Este mês, um levantamento do Valor com dados de Itaú, Bradesco, Santander, Banco do Brasil e Caixa já tinha mostrado que em 2023, pela primeira vez, a poupança foi ultrapassada pelas letras (LCI, LCA, letras financeiras, entre outras) como fonte de funding para as instituições. Os CDBs também cresceram fortemente e superam poupança, letras e bônus externos combinados.

Desde que o rendimento da poupança foi alterado, em 2012, os CDBs vêm ganhando força, movimento que foi reforçado a partir de 2018 com a ascensão das plataformas de investimento, que passaram a distribuir títulos de terceiros, incluindo de bancos médios, que oferecem rendimentos mais atrativos.

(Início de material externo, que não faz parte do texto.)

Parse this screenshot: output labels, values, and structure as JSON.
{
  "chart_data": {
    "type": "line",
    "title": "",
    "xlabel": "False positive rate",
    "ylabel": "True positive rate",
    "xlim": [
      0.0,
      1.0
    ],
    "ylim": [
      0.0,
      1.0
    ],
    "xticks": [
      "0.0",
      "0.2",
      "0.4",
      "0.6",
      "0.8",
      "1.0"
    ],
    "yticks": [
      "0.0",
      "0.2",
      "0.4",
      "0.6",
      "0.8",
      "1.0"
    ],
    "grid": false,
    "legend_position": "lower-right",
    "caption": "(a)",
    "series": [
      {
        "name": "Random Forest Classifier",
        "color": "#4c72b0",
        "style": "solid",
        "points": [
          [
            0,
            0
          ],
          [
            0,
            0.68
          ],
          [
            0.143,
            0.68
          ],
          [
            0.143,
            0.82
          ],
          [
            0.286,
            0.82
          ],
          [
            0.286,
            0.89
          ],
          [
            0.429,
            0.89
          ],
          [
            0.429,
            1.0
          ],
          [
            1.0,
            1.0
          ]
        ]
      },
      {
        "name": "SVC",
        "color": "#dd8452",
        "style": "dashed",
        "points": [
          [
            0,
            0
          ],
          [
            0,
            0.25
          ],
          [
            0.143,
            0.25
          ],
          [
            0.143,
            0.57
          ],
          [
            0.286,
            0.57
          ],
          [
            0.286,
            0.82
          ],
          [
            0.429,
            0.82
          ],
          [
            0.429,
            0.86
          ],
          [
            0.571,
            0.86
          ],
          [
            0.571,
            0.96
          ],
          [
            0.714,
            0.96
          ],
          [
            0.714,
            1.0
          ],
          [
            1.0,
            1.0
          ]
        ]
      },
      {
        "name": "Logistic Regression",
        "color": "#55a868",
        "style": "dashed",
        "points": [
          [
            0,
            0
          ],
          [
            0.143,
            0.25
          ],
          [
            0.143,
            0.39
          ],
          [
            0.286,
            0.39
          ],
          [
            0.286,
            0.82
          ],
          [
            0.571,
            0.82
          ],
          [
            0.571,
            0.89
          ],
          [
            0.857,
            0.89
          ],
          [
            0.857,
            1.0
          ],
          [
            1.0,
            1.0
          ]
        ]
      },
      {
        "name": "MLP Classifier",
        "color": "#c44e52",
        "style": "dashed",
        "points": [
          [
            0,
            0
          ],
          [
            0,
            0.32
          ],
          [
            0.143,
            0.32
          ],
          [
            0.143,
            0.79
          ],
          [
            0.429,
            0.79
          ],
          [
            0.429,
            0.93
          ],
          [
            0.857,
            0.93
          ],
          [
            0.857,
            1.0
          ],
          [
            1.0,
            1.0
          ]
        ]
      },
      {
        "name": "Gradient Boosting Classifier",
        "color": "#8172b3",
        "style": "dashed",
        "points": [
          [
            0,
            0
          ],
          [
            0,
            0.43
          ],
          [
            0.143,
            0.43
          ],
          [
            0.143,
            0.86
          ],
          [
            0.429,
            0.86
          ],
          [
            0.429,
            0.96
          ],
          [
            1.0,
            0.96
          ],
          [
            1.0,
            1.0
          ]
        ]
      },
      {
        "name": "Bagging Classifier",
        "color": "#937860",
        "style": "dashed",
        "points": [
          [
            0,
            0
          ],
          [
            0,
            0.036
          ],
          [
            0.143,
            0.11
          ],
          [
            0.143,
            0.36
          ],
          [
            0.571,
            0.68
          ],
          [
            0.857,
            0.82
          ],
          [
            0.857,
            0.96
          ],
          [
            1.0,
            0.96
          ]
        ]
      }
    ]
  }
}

No início do ano, dados da Associação Brasileira das Entidades de Crédito Imobiliário e Poupança (Abecip) tinham mostrado que a poupança terminou 2023 com a menor participação da história na estrutura de fontes de recursos usados no crédito imobiliário. Em termos absolutos, o saldo das captações por meio de instrumentos de mercado de capitais (40%) ultrapassou, pela primeira vez, a tradicional caderneta (34%) na composição do funding.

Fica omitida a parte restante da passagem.